Unless a child is carrying a fever, he or her waking up covered in sweat is not a normal thing. If the sheets are soaked through, it may point to your child struggling to breathe normally. This works a lot like aerobic exercise. Sleep apnea always cuts the oxygen in blood by depriving the body of air. It could easily cause heavy sweating and make the child wake up all hot and stuffy.
Tossing and turning during sleep is something adults normally do; children are supposed to sleep like logs. A child who is restless during sleep may be having trouble breathing. Check the covers, and if you see they are on the floor twisted into a huge ball, it means your child is not sleeping well. Unusual sleep positions can invite sleep apnea, and your child may be constantly trying to adjust the placement of his or her body.
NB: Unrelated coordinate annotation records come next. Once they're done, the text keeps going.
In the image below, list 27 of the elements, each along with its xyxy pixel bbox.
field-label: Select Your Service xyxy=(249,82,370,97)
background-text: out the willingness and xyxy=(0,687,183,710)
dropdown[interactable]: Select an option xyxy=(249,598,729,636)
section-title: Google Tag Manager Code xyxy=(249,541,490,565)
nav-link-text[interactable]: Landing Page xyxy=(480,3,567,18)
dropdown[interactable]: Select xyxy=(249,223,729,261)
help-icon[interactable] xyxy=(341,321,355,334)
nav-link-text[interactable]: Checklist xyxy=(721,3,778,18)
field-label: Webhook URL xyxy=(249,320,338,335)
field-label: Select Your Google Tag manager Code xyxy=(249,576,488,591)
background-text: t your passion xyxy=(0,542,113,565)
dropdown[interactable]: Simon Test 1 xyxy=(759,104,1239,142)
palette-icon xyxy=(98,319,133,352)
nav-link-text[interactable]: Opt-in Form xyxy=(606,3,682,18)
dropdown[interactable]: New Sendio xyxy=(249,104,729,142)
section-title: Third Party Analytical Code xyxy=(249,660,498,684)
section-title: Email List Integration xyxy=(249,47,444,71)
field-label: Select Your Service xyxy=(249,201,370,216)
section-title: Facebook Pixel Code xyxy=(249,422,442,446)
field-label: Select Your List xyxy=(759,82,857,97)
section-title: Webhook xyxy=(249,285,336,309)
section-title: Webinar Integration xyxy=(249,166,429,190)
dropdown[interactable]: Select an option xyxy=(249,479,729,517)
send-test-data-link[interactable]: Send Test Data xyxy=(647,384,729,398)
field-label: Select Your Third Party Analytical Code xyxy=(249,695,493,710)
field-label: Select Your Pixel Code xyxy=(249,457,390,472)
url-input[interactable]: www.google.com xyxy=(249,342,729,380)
At their age, it can sometimes be easier to prop up into otherwise uncomfortable positions just to hold the airway open. Restless sleep deprives them of quality rest, which makes it important that a sleep specialist looks them over.
Every pediatrician watches the height, weight, and other growth levels of each kid they treat. Based on sec and age, there is a normal range of measurements to which a child would normally grow. Genetics alone cannot ensure this though; proper nutrition and nurture are required. A child who veers from this curve would need to be looked at. Sleep apnea could disrupt the emission and supply of the growth hormone. This could give rise to sleep apnea. This means the child in question would not grow up as quickly or as properly as he or she should. Proper treatment for the sleep disorder should reverse this, and place the child back on the normal growth trajectory.
Children normally stop taking naps beyond a point, and if not, it could mean they are not getting the right kind and amount of sleep with respect to what their body demands. A 12-month-old infant would take a nap up to twice in a day, a couple hours each time. Six months later, this would generally come down to a single nap a day. Otherwise, it may be a sign that sleep apnea has set in. Children wanting to nap during the day should make you think of this possibility, as should excessive daytime sleepiness.
Attention Deficit Hyperactivity Disorder is common in children, but it could also be a result of sleep apnea. These kids are unable to easily focus on single topics, behave erratically, fail to control their impulses, and forget things often. This could be detrimental to performance at school. Kids often react to sleep deprivation by becoming hyperactive, instead of sleepy like most adults.